The Pequot War was with the Pequot, not the Wampanoag or the Narraganset. In fact, the Pequot attacked the Narraganset, of whom the Wampanoag had become tributaries. The Pequot, semi-aligned with the Mohawk, attacked the Wampanoag after they concluded their attacks on the Narraganset.

So, yeah, you're not treating different Native American nations the way we would treat French and English relations or even (as a better analogy) the complicated contemporary structure of Netherlands and Flemish governments, where a mix of electoral and hereditary politics led to shifting confederations of similar mutually-intelligible groups.

It's a shame that very few indigenous nations of the Americas left written records, but North America is about the size of Europe, and we all recognize that treating all Europeans as if they were the same in governance and goals would be a profoundly dumb reading of history. I try not to subject Native Americans to a stupidity I would object to if it were aimed at places with better written records.
posted by klangklangston at 1:37 PM on November 26, 2015 [6 favorites]

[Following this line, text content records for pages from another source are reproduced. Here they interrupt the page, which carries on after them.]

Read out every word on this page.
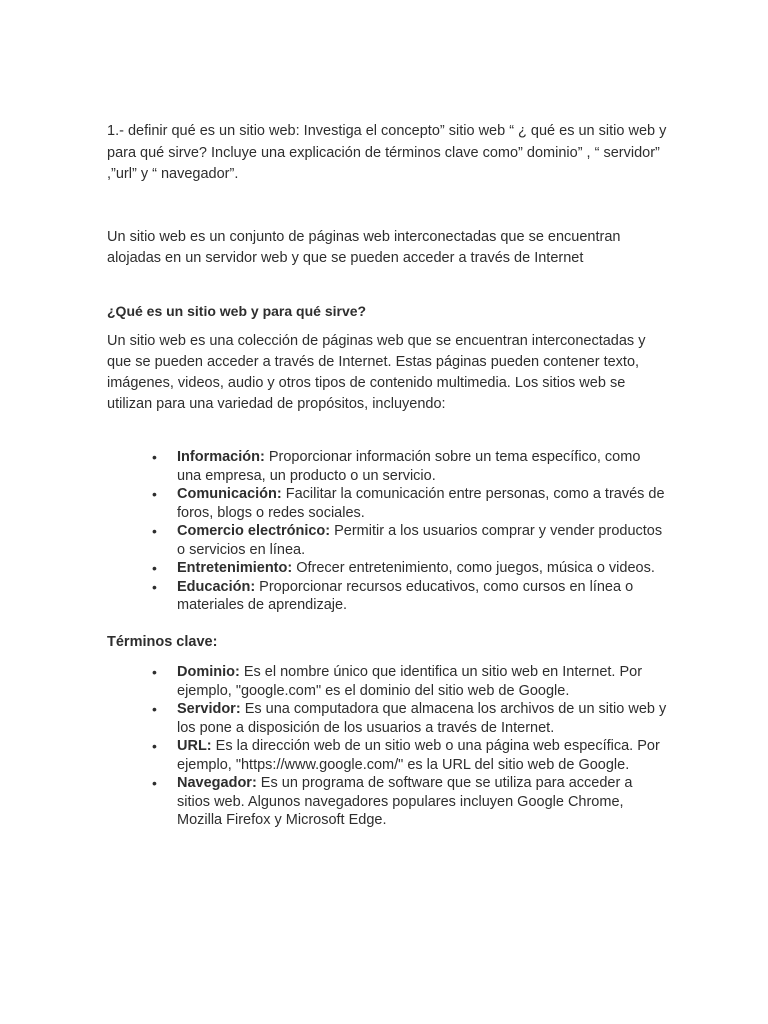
1.- definir qué es un sitio web: Investiga el concepto” sitio web “ ¿ qué es un sitio web y para qué sirve? Incluye una explicación de términos clave como” dominio” , “ servidor” ,”url” y “ navegador”.

Un sitio web es un conjunto de páginas web interconectadas que se encuentran alojadas en un servidor web y que se pueden acceder a través de Internet

¿Qué es un sitio web y para qué sirve?

Un sitio web es una colección de páginas web que se encuentran interconectadas y que se pueden acceder a través de Internet. Estas páginas pueden contener texto, imágenes, videos, audio y otros tipos de contenido multimedia. Los sitios web se utilizan para una variedad de propósitos, incluyendo:

• Información: Proporcionar información sobre un tema específico, como una empresa, un producto o un servicio.
• Comunicación: Facilitar la comunicación entre personas, como a través de foros, blogs o redes sociales.
• Comercio electrónico: Permitir a los usuarios comprar y vender productos o servicios en línea.
• Entretenimiento: Ofrecer entretenimiento, como juegos, música o videos.
• Educación: Proporcionar recursos educativos, como cursos en línea o materiales de aprendizaje.

Términos clave:

• Dominio: Es el nombre único que identifica un sitio web en Internet. Por ejemplo, "google.com" es el dominio del sitio web de Google.
• Servidor: Es una computadora que almacena los archivos de un sitio web y los pone a disposición de los usuarios a través de Internet.
• URL: Es la dirección web de un sitio web o una página web específica. Por ejemplo, "https://www.google.com/" es la URL del sitio web de Google.
• Navegador: Es un programa de software que se utiliza para acceder a sitios web. Algunos navegadores populares incluyen Google Chrome, Mozilla Firefox y Microsoft Edge.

Oh, nonsense. The settlers' friendly relationship was exclusively with a single tribe and a single chief, it was short-lived, and even then their relationship with other tribes included murdering them in their homes. I am not treating the Native population like the Flemish because the colonists didn't. They made one useful partnership when they were at their weakest and then galloped on into the mainstream American history of murdering and plundering the Native population, and, honestly, the point of this post was that the story of Thanksgiving is a whitewashing of an almost unblemished history of colonial genocide, which is a much truer representation of history than comparing this to international relations in Europe.
posted by maxsparber at 1:52 PM on November 26, 2015 [4 favorites]


The PBS American Experience episode of The Pilgrims has an excellent account of the horrifying raid that Myles Standish conducted against some Massachusetts warriors. Standish was pretty much a thug who could have been a villain out of a George R. R. Martin novel.
posted by Dr. Zira at 3:23 PM on November 26, 2015


(Another myth about Native Americans I'd love to see killed is the idea that they didn't understand owning property.)

A few are taking this up, perhaps not without outside interests, but if claims are true that their personal inability to sell or use property as collateral leads to poverty, then it would be in their individual interests.